W zeszły czwartek, zgodnie z ustaleniami, które zapadły podczas rozmowy szefa polskiego rządu z premierem Izraela Benjaminem Netanjahu, został powołany zespół ds. dialogu prawno-historycznego z Izraelem. Na czele zespołu stanął wiceszef MSZ Bartosz Cichocki.

Reklama

Identyczny zespół ma powstać w Izraelu. - Czekamy na ukonstytuowanie się tego zespołu po stronie izraelskiej. Myślę, ze teraz strona izraelska oczekuje na bieg wydarzeń w Polsce, na to, co się wydarzy w tych dniach, jaka będzie decyzja pana prezydenta - powiedział szef MSZ na konferencji prasowej. Dodał, że na czele zespołu izraelskiego ma stanąć minister spraw zagranicznych (funkcję tę pełni premier Netanjahu).
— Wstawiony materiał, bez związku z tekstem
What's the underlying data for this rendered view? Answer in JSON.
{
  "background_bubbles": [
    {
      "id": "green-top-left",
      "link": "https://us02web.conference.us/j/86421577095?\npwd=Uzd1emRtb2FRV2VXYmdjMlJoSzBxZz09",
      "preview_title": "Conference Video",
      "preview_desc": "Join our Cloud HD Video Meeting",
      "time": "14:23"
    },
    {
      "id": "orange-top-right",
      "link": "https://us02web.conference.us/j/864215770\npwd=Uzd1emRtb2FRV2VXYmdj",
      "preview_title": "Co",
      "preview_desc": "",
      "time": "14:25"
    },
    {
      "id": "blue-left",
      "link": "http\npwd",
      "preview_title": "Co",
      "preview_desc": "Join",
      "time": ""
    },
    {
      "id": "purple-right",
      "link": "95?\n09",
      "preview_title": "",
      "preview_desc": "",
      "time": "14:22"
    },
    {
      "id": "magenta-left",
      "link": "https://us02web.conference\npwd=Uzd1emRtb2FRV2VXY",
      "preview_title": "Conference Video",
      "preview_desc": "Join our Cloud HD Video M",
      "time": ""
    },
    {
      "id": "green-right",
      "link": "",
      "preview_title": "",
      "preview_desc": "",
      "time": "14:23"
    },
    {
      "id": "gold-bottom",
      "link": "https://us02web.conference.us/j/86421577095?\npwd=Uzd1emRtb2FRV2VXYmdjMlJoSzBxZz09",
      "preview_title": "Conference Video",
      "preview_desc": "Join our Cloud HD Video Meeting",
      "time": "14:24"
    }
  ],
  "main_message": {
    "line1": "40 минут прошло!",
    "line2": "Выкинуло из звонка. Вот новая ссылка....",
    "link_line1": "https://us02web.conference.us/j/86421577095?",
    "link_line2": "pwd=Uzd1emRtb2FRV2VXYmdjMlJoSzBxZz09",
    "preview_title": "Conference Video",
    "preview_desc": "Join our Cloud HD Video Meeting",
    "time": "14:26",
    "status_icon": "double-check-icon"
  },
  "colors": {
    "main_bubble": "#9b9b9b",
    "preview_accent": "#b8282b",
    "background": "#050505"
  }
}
Pytany, kiedy mogłoby odbyć się pierwsze spotkanie zespołu, Czaputowicz podkreślił, że ze strony polskiej "zespół jest gotowy do wyjazdu". "Już tutaj odpowiedzieliśmy pozytywnie na sugestie Izraela, by pierwsze spotkanie odbyło się w Tel Awiwie" - poinformował szef MSZ.

"Polska zyskuje na sporze wokół noweli o IPN"

Szef dyplomacji był pytany przez dziennikarzy podczas poniedziałkowej konferencji prasowej o podpisany przez kilkunastu b. dyplomatów list otwarty krytykujący politykę zagraniczną rządu PiS w związku m.in. ze sporem "z Izraelem, USA i innymi sojusznikami wokół ustawy o IPN".

Ja uważam, że Polska bardzo zyskuje na tym sporze, też w tym sensie, że uświadamia opinii publicznej, jaka była prawda. Jeżeli się pojawiają terminy +polskie obozy śmierci+, a minister spraw zagranicznych Niemiec mówi, że nigdy nie będzie na to zgody, to jest to sukces dyplomacji polskiej i inicjatywy na rzecz obrony imienia Polski podjętej przez premiera Mateusza Morawieckiego, a także przez władze PiS - mówił Czaputowicz.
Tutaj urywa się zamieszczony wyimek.